The Bronze Age
In the thirteenth century B.C.E., Dor is apparently mentioned in an Egyptian text of the New Kingdom, as a locale on the coastal branch of the Via Maris. A letter found at the Late Bronze Age metropolis of Ugarit mentions certain people named Šikalayu, "who live on boats". It is possible that these are the same as the SKL, the inhabitants of Dor in the early Iron Age.
The transition from the Bronze to the Iron Age in the thirteenth and twelfth centuries B.C.E, is heralded by a crisis of unprecedented magnitude, which hit the ancient civilizations around the Mediterranean, and within decades brought an end to a world order which existed for a millennium. The cause, or causes, of this catastrophe is one of the hotly-debated issues in Near Eastern and Mediterranean archaeology. In Israel, this crisis is manifested by the cessation of three centuries of Egyptian domination, the fall of the Canaanite city-states, the infiltration of pastoral or agrarian tribal societies (Israelites and others) into the highlands, and the onslaught of 'Sea Peoples' on the coasts. The Late Bronze Age city of Dor has not been excavated yet (though we think we know were to locate it…), but large amounts of imported of Cypriot and Mycenaean pottery (in later contexts) provide a first hint regarding its wealth and maritime contacts in this period.

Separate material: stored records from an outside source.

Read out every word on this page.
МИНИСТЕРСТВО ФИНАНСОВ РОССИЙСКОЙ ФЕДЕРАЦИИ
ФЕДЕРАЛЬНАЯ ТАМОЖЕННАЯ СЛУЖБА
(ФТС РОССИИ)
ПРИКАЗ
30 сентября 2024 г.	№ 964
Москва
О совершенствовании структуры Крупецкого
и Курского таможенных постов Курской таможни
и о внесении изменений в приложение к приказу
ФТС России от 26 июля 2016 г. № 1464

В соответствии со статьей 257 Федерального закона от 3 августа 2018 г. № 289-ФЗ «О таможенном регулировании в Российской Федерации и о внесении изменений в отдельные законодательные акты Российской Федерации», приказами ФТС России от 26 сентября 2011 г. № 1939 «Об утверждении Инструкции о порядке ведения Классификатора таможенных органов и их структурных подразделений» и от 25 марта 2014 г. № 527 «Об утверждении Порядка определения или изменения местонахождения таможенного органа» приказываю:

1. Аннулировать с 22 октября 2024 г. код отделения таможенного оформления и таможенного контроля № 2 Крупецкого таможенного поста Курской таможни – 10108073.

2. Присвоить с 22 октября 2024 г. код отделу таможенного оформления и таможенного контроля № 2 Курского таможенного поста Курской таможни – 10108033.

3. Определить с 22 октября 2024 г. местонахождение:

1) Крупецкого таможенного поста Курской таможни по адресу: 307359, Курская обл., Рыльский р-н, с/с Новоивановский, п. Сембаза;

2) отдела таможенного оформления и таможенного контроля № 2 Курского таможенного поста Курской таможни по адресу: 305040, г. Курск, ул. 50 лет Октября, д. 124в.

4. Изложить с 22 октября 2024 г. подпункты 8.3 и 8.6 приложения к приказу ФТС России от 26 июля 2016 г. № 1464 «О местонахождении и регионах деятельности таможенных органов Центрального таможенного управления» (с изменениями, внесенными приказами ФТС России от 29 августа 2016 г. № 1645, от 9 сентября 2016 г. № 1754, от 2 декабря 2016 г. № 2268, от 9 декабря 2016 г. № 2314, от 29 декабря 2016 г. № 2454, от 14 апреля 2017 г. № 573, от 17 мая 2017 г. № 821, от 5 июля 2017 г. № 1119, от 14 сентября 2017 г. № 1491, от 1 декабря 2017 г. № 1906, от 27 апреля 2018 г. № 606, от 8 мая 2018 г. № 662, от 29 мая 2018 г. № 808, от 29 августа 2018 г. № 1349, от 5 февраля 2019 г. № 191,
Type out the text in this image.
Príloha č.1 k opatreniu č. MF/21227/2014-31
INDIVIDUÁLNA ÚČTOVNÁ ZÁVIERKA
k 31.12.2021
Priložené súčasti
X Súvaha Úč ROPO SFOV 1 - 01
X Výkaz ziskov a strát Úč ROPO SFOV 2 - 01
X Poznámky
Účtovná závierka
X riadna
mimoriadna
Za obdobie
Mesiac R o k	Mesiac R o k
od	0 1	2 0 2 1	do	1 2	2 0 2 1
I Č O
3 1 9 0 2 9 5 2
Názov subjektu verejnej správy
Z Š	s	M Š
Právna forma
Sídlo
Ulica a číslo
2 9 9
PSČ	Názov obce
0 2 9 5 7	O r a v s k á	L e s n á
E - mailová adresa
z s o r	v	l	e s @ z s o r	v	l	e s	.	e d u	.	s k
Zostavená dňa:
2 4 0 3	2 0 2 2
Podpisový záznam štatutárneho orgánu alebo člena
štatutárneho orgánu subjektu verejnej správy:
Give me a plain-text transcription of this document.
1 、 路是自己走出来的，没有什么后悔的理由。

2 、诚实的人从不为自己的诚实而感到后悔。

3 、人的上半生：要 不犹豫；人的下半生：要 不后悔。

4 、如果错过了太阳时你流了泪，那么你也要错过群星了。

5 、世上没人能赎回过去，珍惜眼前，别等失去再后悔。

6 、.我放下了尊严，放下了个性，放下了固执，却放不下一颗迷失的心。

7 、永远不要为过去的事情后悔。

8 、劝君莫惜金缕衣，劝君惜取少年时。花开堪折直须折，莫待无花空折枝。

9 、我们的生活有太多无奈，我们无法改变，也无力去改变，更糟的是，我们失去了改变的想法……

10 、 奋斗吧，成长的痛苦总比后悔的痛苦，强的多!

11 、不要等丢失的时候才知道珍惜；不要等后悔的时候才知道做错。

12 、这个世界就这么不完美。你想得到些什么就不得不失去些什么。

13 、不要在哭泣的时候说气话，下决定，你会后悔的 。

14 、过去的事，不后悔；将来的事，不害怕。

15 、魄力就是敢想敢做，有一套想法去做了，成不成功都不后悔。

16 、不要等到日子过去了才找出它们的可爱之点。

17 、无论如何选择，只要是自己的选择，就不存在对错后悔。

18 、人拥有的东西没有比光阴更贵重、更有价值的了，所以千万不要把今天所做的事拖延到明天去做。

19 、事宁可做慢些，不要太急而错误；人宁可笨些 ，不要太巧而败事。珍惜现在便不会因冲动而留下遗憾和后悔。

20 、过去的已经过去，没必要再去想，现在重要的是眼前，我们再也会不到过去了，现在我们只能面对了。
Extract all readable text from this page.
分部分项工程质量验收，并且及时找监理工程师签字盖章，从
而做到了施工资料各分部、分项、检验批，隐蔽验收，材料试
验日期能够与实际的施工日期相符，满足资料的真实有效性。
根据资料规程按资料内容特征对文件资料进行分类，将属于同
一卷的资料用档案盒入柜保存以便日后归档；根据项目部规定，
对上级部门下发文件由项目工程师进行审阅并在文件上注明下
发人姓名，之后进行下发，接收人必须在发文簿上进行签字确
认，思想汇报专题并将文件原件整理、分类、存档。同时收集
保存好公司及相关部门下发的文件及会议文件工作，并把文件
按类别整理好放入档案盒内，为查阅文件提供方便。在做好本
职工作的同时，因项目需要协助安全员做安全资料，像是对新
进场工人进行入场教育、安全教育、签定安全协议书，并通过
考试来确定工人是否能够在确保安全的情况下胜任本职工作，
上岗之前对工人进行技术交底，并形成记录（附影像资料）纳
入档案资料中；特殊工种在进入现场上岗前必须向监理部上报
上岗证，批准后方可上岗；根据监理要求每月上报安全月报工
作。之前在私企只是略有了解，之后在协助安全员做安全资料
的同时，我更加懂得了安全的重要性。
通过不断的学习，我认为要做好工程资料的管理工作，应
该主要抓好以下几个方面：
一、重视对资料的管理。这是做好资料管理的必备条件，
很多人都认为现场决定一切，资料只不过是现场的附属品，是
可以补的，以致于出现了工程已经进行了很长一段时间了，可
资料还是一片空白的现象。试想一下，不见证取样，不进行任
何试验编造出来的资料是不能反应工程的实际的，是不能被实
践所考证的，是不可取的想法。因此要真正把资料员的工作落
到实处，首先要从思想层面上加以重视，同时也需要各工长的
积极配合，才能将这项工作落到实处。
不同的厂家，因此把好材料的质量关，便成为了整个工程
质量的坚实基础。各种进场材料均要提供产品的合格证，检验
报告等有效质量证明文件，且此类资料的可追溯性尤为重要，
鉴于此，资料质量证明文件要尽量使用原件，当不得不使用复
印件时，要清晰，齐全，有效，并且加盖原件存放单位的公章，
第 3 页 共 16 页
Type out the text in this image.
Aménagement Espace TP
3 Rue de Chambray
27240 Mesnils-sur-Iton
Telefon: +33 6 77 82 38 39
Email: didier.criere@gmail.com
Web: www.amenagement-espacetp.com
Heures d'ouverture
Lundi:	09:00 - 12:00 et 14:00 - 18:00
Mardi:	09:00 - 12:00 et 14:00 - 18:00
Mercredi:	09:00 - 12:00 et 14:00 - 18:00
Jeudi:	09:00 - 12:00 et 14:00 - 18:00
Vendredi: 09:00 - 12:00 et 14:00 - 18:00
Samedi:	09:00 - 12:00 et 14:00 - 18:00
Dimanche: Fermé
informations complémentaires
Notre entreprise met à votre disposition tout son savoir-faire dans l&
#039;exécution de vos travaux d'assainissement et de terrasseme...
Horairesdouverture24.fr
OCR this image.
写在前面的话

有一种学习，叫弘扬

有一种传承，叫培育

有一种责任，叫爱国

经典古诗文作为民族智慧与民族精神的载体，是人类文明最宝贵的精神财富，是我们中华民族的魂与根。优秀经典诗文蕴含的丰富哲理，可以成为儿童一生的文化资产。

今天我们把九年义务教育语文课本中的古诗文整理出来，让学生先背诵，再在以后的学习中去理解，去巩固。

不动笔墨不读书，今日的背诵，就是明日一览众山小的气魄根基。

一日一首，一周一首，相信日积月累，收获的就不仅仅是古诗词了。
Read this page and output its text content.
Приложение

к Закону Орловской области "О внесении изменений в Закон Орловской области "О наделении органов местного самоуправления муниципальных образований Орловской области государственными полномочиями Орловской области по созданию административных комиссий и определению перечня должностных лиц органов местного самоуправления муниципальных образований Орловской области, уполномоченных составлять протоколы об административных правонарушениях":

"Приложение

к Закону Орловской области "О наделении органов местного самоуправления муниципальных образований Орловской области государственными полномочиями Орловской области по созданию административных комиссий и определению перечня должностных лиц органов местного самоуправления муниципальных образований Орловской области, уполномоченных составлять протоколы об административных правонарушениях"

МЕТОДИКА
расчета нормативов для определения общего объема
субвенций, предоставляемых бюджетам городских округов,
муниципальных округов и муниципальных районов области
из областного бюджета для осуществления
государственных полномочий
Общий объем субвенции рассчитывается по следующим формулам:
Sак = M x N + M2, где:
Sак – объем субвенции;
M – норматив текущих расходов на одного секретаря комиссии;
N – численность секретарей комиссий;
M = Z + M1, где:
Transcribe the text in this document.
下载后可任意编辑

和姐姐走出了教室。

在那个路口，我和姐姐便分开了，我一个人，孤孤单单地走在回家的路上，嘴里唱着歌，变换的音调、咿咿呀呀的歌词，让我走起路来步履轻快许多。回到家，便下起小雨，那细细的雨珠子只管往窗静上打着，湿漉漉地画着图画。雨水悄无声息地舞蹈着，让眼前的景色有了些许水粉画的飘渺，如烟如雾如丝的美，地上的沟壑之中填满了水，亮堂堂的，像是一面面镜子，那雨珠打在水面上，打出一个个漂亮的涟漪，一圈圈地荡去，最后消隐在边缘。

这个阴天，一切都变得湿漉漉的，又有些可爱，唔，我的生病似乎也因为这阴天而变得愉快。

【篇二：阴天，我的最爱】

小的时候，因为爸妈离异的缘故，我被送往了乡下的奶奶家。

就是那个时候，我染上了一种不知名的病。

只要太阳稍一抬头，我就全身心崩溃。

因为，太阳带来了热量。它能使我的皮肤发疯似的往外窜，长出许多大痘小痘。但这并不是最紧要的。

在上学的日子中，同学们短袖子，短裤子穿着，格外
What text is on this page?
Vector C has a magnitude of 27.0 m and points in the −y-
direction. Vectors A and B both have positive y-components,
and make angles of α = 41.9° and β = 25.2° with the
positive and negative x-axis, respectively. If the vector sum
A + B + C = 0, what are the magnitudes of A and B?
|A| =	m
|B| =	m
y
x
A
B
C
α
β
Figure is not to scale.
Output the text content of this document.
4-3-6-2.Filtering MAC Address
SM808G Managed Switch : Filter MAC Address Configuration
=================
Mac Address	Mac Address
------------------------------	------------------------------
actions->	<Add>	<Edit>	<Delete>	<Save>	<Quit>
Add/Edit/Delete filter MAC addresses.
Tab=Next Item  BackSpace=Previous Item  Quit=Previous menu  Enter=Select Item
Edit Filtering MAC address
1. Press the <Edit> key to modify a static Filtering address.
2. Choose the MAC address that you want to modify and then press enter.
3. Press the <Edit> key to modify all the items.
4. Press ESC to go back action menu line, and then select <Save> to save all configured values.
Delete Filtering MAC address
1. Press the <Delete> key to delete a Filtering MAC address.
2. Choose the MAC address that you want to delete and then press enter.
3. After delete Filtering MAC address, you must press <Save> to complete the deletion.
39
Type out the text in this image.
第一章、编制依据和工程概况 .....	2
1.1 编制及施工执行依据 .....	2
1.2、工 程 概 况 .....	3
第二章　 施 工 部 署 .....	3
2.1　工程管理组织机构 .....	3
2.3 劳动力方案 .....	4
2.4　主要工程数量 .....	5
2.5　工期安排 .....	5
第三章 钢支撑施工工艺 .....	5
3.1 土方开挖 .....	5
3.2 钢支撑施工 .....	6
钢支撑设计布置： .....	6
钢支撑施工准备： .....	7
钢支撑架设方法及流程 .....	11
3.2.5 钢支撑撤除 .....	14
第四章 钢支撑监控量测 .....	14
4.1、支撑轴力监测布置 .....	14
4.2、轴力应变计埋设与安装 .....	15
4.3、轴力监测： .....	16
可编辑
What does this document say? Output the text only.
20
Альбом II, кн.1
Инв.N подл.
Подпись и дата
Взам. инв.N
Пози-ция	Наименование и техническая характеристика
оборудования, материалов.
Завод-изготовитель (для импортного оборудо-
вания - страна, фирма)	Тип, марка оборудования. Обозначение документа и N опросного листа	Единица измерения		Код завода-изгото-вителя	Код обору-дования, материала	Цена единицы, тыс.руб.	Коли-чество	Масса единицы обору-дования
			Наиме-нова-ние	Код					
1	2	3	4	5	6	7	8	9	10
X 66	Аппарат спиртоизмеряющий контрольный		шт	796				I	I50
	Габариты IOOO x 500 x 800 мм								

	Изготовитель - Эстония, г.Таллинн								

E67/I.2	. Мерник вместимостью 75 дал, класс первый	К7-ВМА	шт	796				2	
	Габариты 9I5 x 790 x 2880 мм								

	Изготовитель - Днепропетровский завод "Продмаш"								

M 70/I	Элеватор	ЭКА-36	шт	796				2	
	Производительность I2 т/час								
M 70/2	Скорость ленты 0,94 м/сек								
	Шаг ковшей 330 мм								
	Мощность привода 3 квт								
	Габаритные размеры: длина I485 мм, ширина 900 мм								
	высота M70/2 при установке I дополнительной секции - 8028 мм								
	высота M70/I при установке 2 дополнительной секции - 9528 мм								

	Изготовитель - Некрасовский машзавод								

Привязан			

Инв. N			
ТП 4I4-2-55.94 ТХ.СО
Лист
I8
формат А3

After two centuries of turmoil (the so-called "Dark Ages") there appear three types of polities: territorial states such as Israel, Judah, Amon, Edom and Moab; the Philistine pentapolis; and the Phoenician cities. Excavations at Dor can furnish invaluable evidence as to the origins and fates of at least two of these groups - the Phoenicians and the SKL 'Sea people'.
Local phases 11-12: No architecture was found, and the deposits consist mainly of burnt debris - probably industrial wastes.